Dans une France encore murée dans ses silences, avant les cris de libération des années 70, avant Simone Veil, avant la loi, il y avait des femmes. Des femmes comme Élise.
C’était en 1967. Élise avait 24 ans, elle travaillait dans une usine textile à Lyon. Fille d’un cheminot et d’une couturière, elle avait grandi dans un foyer modeste, élevé dans le respect du travail, de la discrétion, et d’une morale catholique qu’elle n’avait jamais eu le cœur de rejeter, mais qu’elle ne parvenait plus à suivre.
Quand elle rencontra Paul, jeune ingénieur muté de Toulouse, ce fut comme une fenêtre entrouverte sur un monde plus doux. Ils s’aimèrent, sans promesse, sans lendemain, mais avec une sincérité fébrile. Et puis il y eut le retard. L’absence de règles. Le vertige. La peur.
Car en 1967, en France, l'avortement était un crime. Un mot que l’on ne prononçait pas. Une honte que l’on portait à jamais sur soi. Élise ne pouvait en parler à personne. Pas à sa mère. Pas à ses amies. Et Paul… Paul était reparti, muté ailleurs, sans savoir.
Elle se tourna alors vers ce qu’on appelait « les anges noirs » — ces femmes de l’ombre, celles qui aidaient malgré la loi, malgré le danger. C’est ainsi qu’elle frappa à la porte de Madame Rosa, dans un appartement minuscule de la Croix-Rousse. Madame Rosa avait été infirmière pendant la guerre. Elle ne demandait pas d’argent, seulement du courage.
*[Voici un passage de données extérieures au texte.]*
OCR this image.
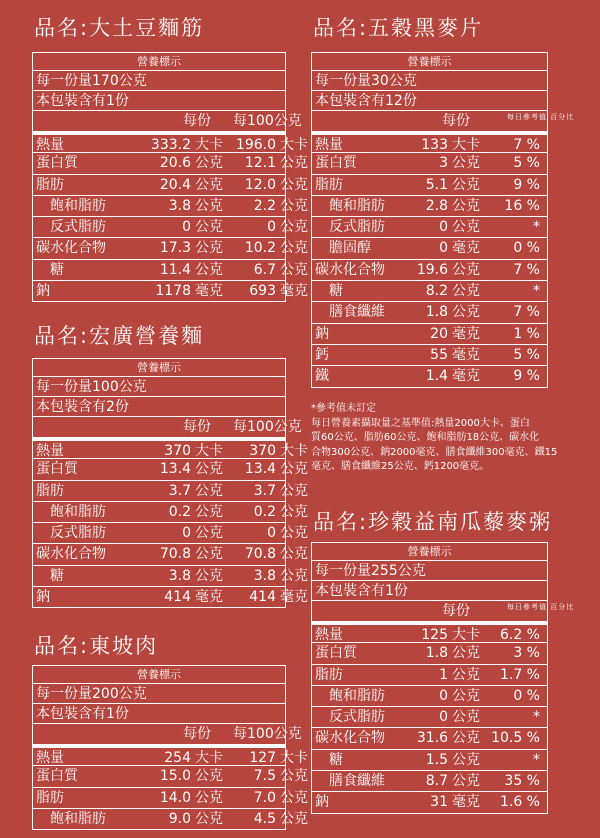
品名:大土豆麵筋
品名:宏廣營養麵
品名:東坡肉
品名:五穀黑麥片
品名:珍穀益南瓜藜麥粥
營養標示
每一份量170公克
本包裝含有1份
每份 每100公克
熱量	333.2 大卡 196.0 大卡
蛋白質	20.6 公克	12.1 公克
脂肪	20.4 公克	12.0 公克
飽和脂肪	3.8 公克	2.2 公克
反式脂肪	0 公克	0 公克
碳水化合物	17.3 公克	10.2 公克
糖	11.4 公克	6.7 公克
鈉	1178 毫克	693 毫克
營養標示
每一份量100公克
本包裝含有2份
每份 每100公克
熱量	370 大卡	370 大卡
蛋白質	13.4 公克	13.4 公克
脂肪	3.7 公克	3.7 公克
飽和脂肪	0.2 公克	0.2 公克
反式脂肪	0 公克	0 公克
碳水化合物	70.8 公克	70.8 公克
糖	3.8 公克	3.8 公克
鈉	414 毫克	414 毫克
營養標示
每一份量200公克
本包裝含有1份
每份 每100公克
熱量	254 大卡	127 大卡
蛋白質	15.0 公克	7.5 公克
脂肪	14.0 公克	7.0 公克
飽和脂肪	9.0 公克	4.5 公克
營養標示
每一份量30公克
本包裝含有12份
每份	每日參考值 百分比
熱量	133 大卡	7 %
蛋白質	3 公克	5 %
脂肪	5.1 公克	9 %
飽和脂肪	2.8 公克	16 %
反式脂肪	0 公克	*
膽固醇	0 毫克	0 %
碳水化合物	19.6 公克	7 %
糖	8.2 公克	*
膳食纖維	1.8 公克	7 %
鈉	20 毫克	1 %
鈣	55 毫克	5 %
鐵	1.4 毫克	9 %
營養標示
每一份量255公克
本包裝含有1份
每份	每日參考值 百分比
熱量	125 大卡	6.2 %
蛋白質	1.8 公克	3 %
脂肪	1 公克	1.7 %
飽和脂肪	0 公克	0 %
反式脂肪	0 公克	*
碳水化合物	31.6 公克 10.5 %
糖	1.5 公克	*
膳食纖維	8.7 公克	35 %
鈉	31 毫克	1.6 %
*參考值未訂定
每日營養素攝取量之基準值:熱量2000大卡、蛋白
質60公克、脂肪60公克、飽和脂肪18公克、碳水化
合物300公克、鈉2000毫克、膳食纖維300毫克、鐵15
毫克、膳食纖維25公克、鈣1200毫克。
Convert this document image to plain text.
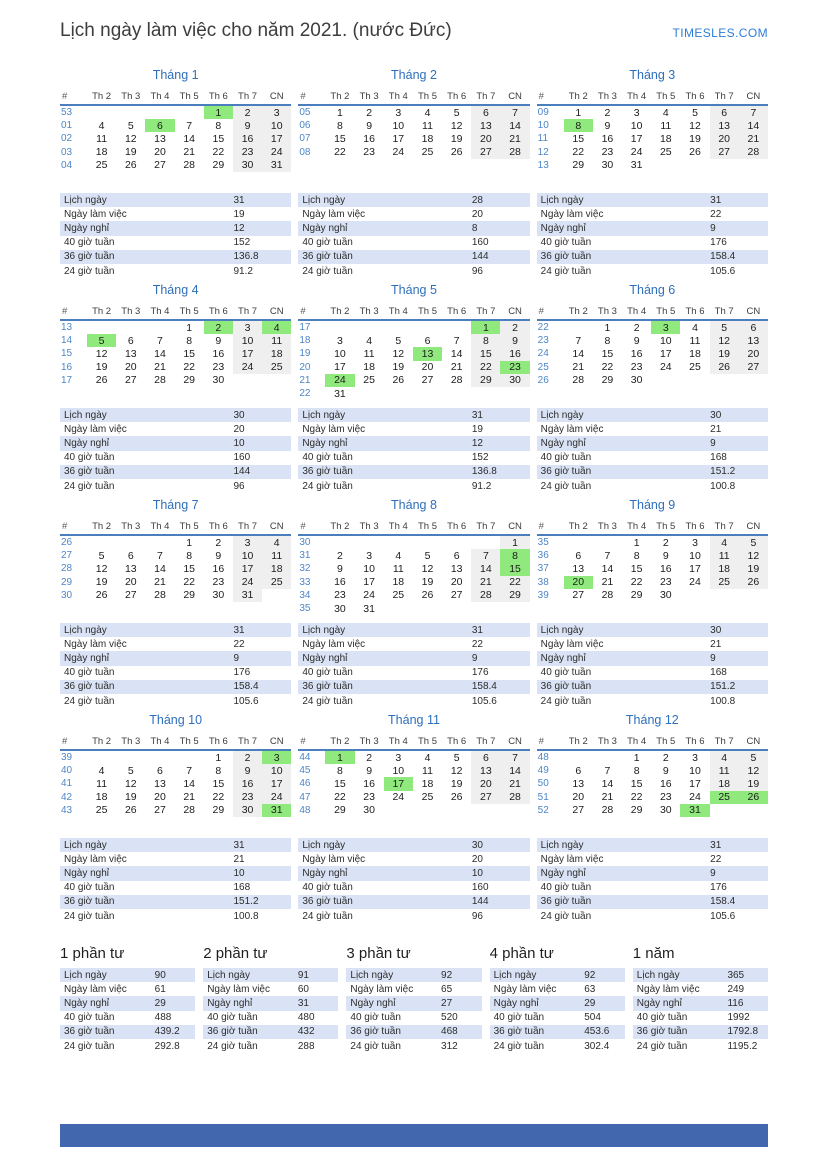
Lịch ngày làm việc cho năm 2021. (nước Đức)	TIMESLES.COM
Tháng 1
#	Th 2	Th 3	Th 4	Th 5	Th 6	Th 7	CN
53					1	2	3
01	4	5	6	7	8	9	10
02	11	12	13	14	15	16	17
03	18	19	20	21	22	23	24
04	25	26	27	28	29	30	31
Lịch ngày	31
Ngày làm việc	19
Ngày nghỉ	12
40 giờ tuần	152
36 giờ tuần	136.8
24 giờ tuần	91.2
Tháng 2
#	Th 2	Th 3	Th 4	Th 5	Th 6	Th 7	CN
05	1	2	3	4	5	6	7
06	8	9	10	11	12	13	14
07	15	16	17	18	19	20	21
08	22	23	24	25	26	27	28
Lịch ngày	28
Ngày làm việc	20
Ngày nghỉ	8
40 giờ tuần	160
36 giờ tuần	144
24 giờ tuần	96
Tháng 3
#	Th 2	Th 3	Th 4	Th 5	Th 6	Th 7	CN
09	1	2	3	4	5	6	7
10	8	9	10	11	12	13	14
11	15	16	17	18	19	20	21
12	22	23	24	25	26	27	28
13	29	30	31				
Lịch ngày	31
Ngày làm việc	22
Ngày nghỉ	9
40 giờ tuần	176
36 giờ tuần	158.4
24 giờ tuần	105.6
Tháng 4
#	Th 2	Th 3	Th 4	Th 5	Th 6	Th 7	CN
13				1	2	3	4
14	5	6	7	8	9	10	11
15	12	13	14	15	16	17	18
16	19	20	21	22	23	24	25
17	26	27	28	29	30		
Lịch ngày	30
Ngày làm việc	20
Ngày nghỉ	10
40 giờ tuần	160
36 giờ tuần	144
24 giờ tuần	96
Tháng 5
#	Th 2	Th 3	Th 4	Th 5	Th 6	Th 7	CN
17						1	2
18	3	4	5	6	7	8	9
19	10	11	12	13	14	15	16
20	17	18	19	20	21	22	23
21	24	25	26	27	28	29	30
22	31						
Lịch ngày	31
Ngày làm việc	19
Ngày nghỉ	12
40 giờ tuần	152
36 giờ tuần	136.8
24 giờ tuần	91.2
Tháng 6
#	Th 2	Th 3	Th 4	Th 5	Th 6	Th 7	CN
22		1	2	3	4	5	6
23	7	8	9	10	11	12	13
24	14	15	16	17	18	19	20
25	21	22	23	24	25	26	27
26	28	29	30				
Lịch ngày	30
Ngày làm việc	21
Ngày nghỉ	9
40 giờ tuần	168
36 giờ tuần	151.2
24 giờ tuần	100.8
Tháng 7
#	Th 2	Th 3	Th 4	Th 5	Th 6	Th 7	CN
26				1	2	3	4
27	5	6	7	8	9	10	11
28	12	13	14	15	16	17	18
29	19	20	21	22	23	24	25
30	26	27	28	29	30	31	
Lịch ngày	31
Ngày làm việc	22
Ngày nghỉ	9
40 giờ tuần	176
36 giờ tuần	158.4
24 giờ tuần	105.6
Tháng 8
#	Th 2	Th 3	Th 4	Th 5	Th 6	Th 7	CN
30							1
31	2	3	4	5	6	7	8
32	9	10	11	12	13	14	15
33	16	17	18	19	20	21	22
34	23	24	25	26	27	28	29
35	30	31					
Lịch ngày	31
Ngày làm việc	22
Ngày nghỉ	9
40 giờ tuần	176
36 giờ tuần	158.4
24 giờ tuần	105.6
Tháng 9
#	Th 2	Th 3	Th 4	Th 5	Th 6	Th 7	CN
35			1	2	3	4	5
36	6	7	8	9	10	11	12
37	13	14	15	16	17	18	19
38	20	21	22	23	24	25	26
39	27	28	29	30			
Lịch ngày	30
Ngày làm việc	21
Ngày nghỉ	9
40 giờ tuần	168
36 giờ tuần	151.2
24 giờ tuần	100.8
Tháng 10
#	Th 2	Th 3	Th 4	Th 5	Th 6	Th 7	CN
39					1	2	3
40	4	5	6	7	8	9	10
41	11	12	13	14	15	16	17
42	18	19	20	21	22	23	24
43	25	26	27	28	29	30	31
Lịch ngày	31
Ngày làm việc	21
Ngày nghỉ	10
40 giờ tuần	168
36 giờ tuần	151.2
24 giờ tuần	100.8
Tháng 11
#	Th 2	Th 3	Th 4	Th 5	Th 6	Th 7	CN
44	1	2	3	4	5	6	7
45	8	9	10	11	12	13	14
46	15	16	17	18	19	20	21
47	22	23	24	25	26	27	28
48	29	30					
Lịch ngày	30
Ngày làm việc	20
Ngày nghỉ	10
40 giờ tuần	160
36 giờ tuần	144
24 giờ tuần	96
Tháng 12
#	Th 2	Th 3	Th 4	Th 5	Th 6	Th 7	CN
48			1	2	3	4	5
49	6	7	8	9	10	11	12
50	13	14	15	16	17	18	19
51	20	21	22	23	24	25	26
52	27	28	29	30	31		
Lịch ngày	31
Ngày làm việc	22
Ngày nghỉ	9
40 giờ tuần	176
36 giờ tuần	158.4
24 giờ tuần	105.6
1 phần tư
Lịch ngày	90
Ngày làm việc	61
Ngày nghỉ	29
40 giờ tuần	488
36 giờ tuần	439.2
24 giờ tuần	292.8
2 phần tư
Lịch ngày	91
Ngày làm việc	60
Ngày nghỉ	31
40 giờ tuần	480
36 giờ tuần	432
24 giờ tuần	288
3 phần tư
Lịch ngày	92
Ngày làm việc	65
Ngày nghỉ	27
40 giờ tuần	520
36 giờ tuần	468
24 giờ tuần	312
4 phần tư
Lịch ngày	92
Ngày làm việc	63
Ngày nghỉ	29
40 giờ tuần	504
36 giờ tuần	453.6
24 giờ tuần	302.4
1 năm
Lịch ngày	365
Ngày làm việc	249
Ngày nghỉ	116
40 giờ tuần	1992
36 giờ tuần	1792.8
24 giờ tuần	1195.2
C’était une nuit de février. Il faisait froid. Le poêle marchait à peine. Et sur une table, recouverte d’un drap propre, Élise se coucha. Il n’y eut ni anesthésie, ni tendresse. Juste la main de Rosa qui serrait la sienne. Et les larmes silencieuses d’Élise quand tout fut fini.
Elle faillit mourir. Infection, fièvre, saignements. Mais son corps, à défaut de son cœur, survécut.
Pendant des années, Élise n’en parla à personne. Elle se maria, plus tard, avec un professeur d’histoire. Eut deux enfants. Devenant mère, elle ne cessa de penser à celui ou celle qu’elle n’avait pas pu accueillir. Non pas avec regret, mais avec cette mélancolie particulière de ceux qui ont dû choisir entre vivre ou s’effacer.
En 1975, elle suivit à la radio le discours de Simone Veil. Les mots frappaient comme des cloches de vérité : « aucune femme ne recourt de gaieté de cœur à l’avortement. » Élise pleura ce jour-là. Pas seulement pour elle, mais pour toutes les autres.
Elle ne raconta cette histoire qu’une seule fois, bien plus tard, à sa fille, quand celle-ci eut vingt ans. Elle lui dit :
— Tu vis dans un monde où tu peux choisir. Souviens-toi que ce droit, d’autres l’ont payé en silence.
Et sa fille, les yeux brillants, l’embrassa sans un mot. Car dans les creux de cette douleur transmise, il y avait une force ancienne, comme un lys poussé entre les pierres. Une force de femme. Une force de vie.